It seems that VR companies have largely ignored the problem of motion sickness that accompanies use of their devices. With Rift headsets being shipped and received as we speak, Vive just around the corner, and PSVR preorders selling out across multiple sites, the technology wasn’t shipped with the ability to not make people throw up all over their consoles.
However, companies have been researching the flaw, and some have offered an interesting solution to the problem of what is essentially a miscommunication between the brain seeing that it is moving and the inner ear telling it that it’s not.
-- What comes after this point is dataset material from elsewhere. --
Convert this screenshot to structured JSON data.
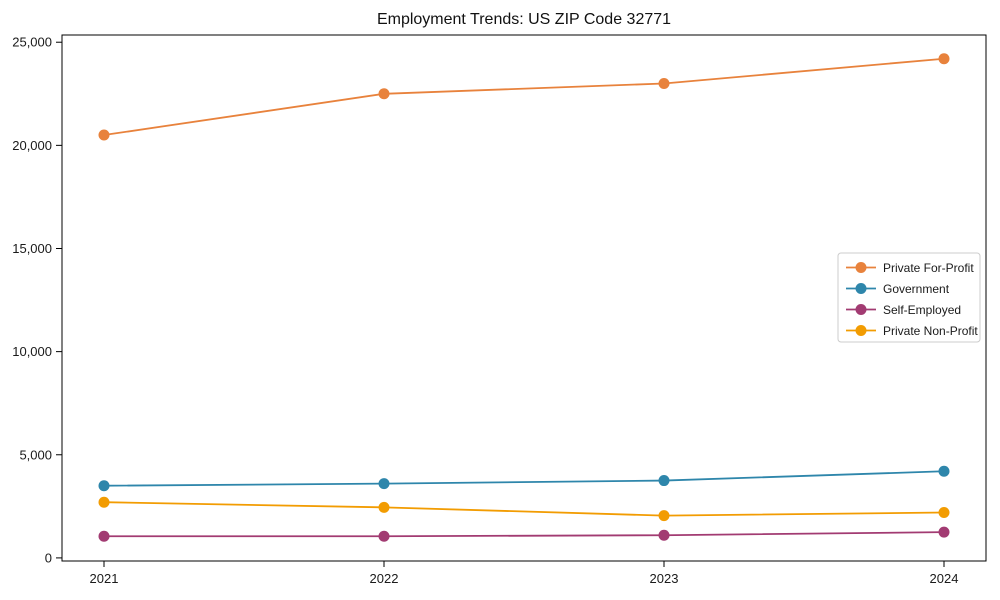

GVS stands for Galvanic Vestibular Stimulation, and has been researched by the Mayo Clinic’s Aerospace Medicine & Vestibular Research Laboratory. The end result is what’s being called vMocion, which uses GVS technology to trick the inner ear into thinking it is in motion. Four electrodes are placed behind each ear, on the forehead, and the neck, which synchronise with perceived visual movement to provide the same kind of feedback to the inner ear.
The technology also has the power to further immerse the player in the virtual world.
“It enhances your immersion because not only are you seeing and anticipating how you would feel, but you actually feel the motion because the inner-ear is stimulated consistently with how you would expect,” – Dr. Michael Cevette, chair of audiology department at Mayo Clinic
While it’s not likely we’ll see a domesticated version of this technology any time soon. GVS, and getting its price down, will be a strong research area for virtual reality in years to come.